David Dickson commenting on Psalm 47:9 shows that the visible Church can, should and will be one in its government throughout the world.
'As there is a necessity of the union of Jews and Gentiles in one visible Christian church, because it is promised and prophesied that it shall be so; so there is reason to wish for the more evident union of them, that they may be as eminently consociate as ever the Christian churches were, either in the Apostles' time, or in the Christian emperors' time, in a general assembly or oecumenical council; because there is at least a possibility of an oecumenical council, or a general assembly of Jews and Gentiles in this world under Christ their King. This place makes it plain, because after it is foretold that there shall be such a union of all the people of the God of Abraham, Jews and Gentiles, as their princes shall be gathered together, he takes away the chief ground of a great objection which may be made from the discord and disagreement of the princes of the world; some of them being averse altogether from the Christian religion, some of them from the true religion of Christ, and all of them almost dissenting one from another, and warring one against another; whereby now for many years the gathering of an cecumenical council hath not been possible. He meeteth this objection in the text, saying, for the shields of the earth belong unto God, that is, the hearts and power of all the kings of the earth are in the Lord's hand, and he hath the disposing of shields, armies, and ammunition, with all their commanders and rulers in the world, and therefore can make them serviceable for the nearest conjunction and union of his visible church, which can be for his glory in this world, as he sees fit, how and when he will.'
We need to recover the worldwide vision of the Second Reformation divines. Rutherford and Gillespie stressed on several occasions the ideal of an ecumenical Council of national churches. It is important to bear in mind the remarks of James Walker:
'The visible church, in the idea of the Scottish theologians, is catholic.

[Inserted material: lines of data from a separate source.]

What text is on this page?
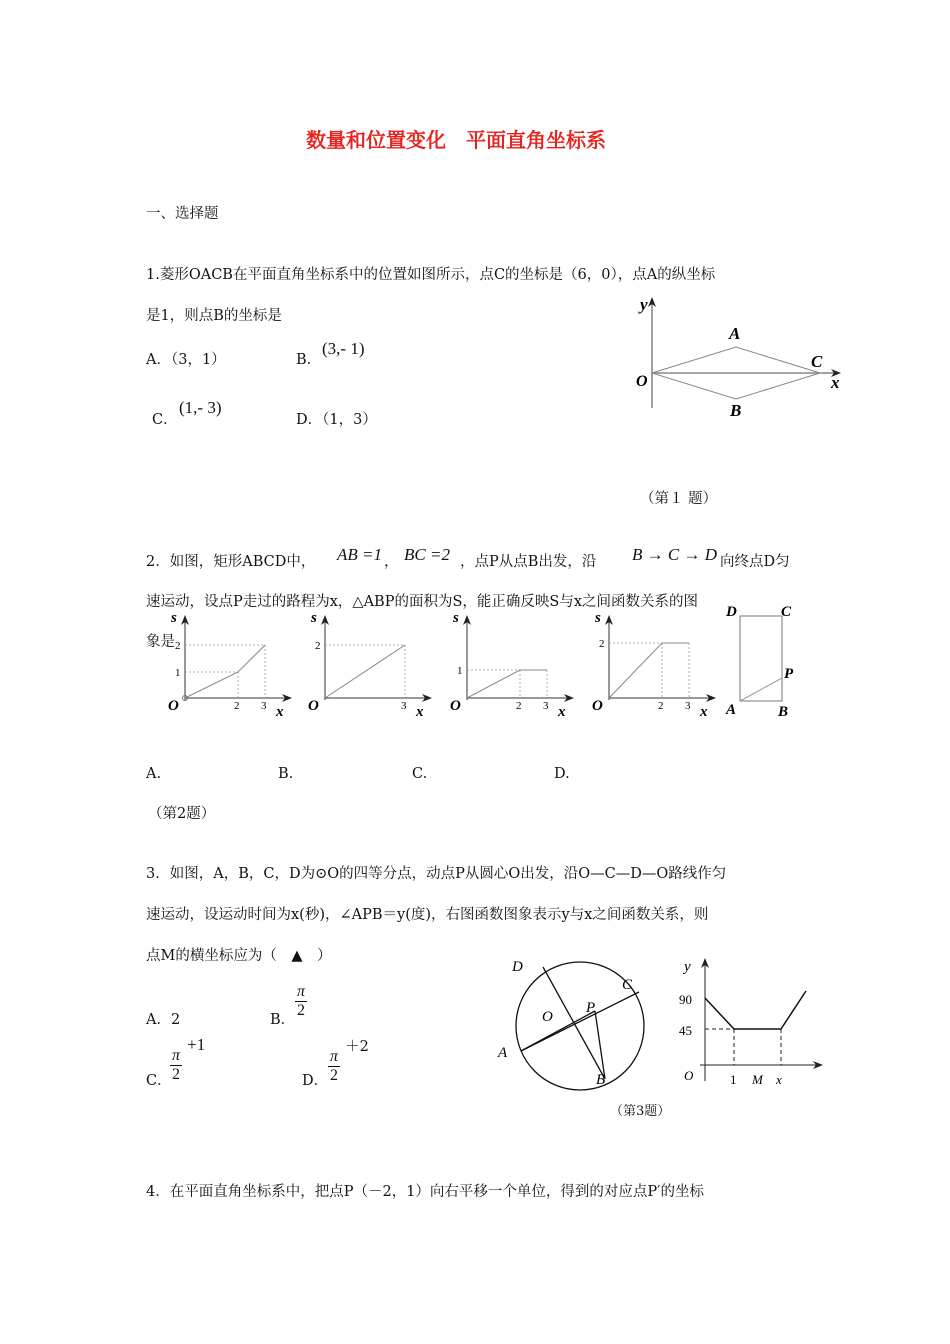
数量和位置变化　平面直角坐标系
一、选择题
1.菱形OACB在平面直角坐标系中的位置如图所示，点C的坐标是（6，0），点A的纵坐标
是1，则点B的坐标是
A．（3，1）	B．
(3,- 1)
C．
(1,- 3)
D．（1，3）
y
x
O
A
B
C
（第１ 题）
2．如图，矩形ABCD中， AB =1 ， BC =2 ，点P从点B出发，沿 B → C → D 向终点D匀
速运动，设点P走过的路程为x，△ABP的面积为S，能正确反映S与x之间函数关系的图
象是
s
O	x
2
1
2 3
s
O	x
2
3
s
O	x
1
2 3
s
O	x
2
2 3
D	C
P
A	B
A.	B.	C.	D.
（第2题）
3．如图，A，B，C，D为⊙O的四等分点，动点P从圆心O出发，沿O—C—D—O路线作匀
速运动，设运动时间为x(秒)，∠APB＝y(度)，右图函数图象表示y与x之间函数关系，则
点M的横坐标应为（　▲　）
A．2	B． $\frac{\pi}{2}$
C．
$\frac{\pi}{2}$
+1
D． $\frac{\pi}{2}$
＋2
D
C
O
P
A
B
y
90
45
O	1 M x
（第3题）
4．在平面直角坐标系中，把点P（－2，1）向右平移一个单位，得到的对应点P′的坐标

You have not an indefinite number of Parochial, or Congregational, or National churches, constituting, as it were, so many ecclesiastical individualities, but one great spiritual republic, of which these various organizations form a part. The visible church is not a genus, so to speak, with so many species under it. It is thus you may think of the State, but the visible church is a totum integrale, it is an empire. The churches of the various nationalities constitute the provinces of this empire; and though they are so far independent of each other, yet they are so one, that membership in one is membership in all, and separation from one is separation from all . . . This conception of the church, of which, in at least some aspects, we have practically so much lost sight, had a firm hold of the Scottish theologians of the seventeenth century.' Dr. James Walker in The Theology of Theologians of Scotland. (Edinburgh: Rpt. Knox Press, 1982) Lecture iv. pp.95-6.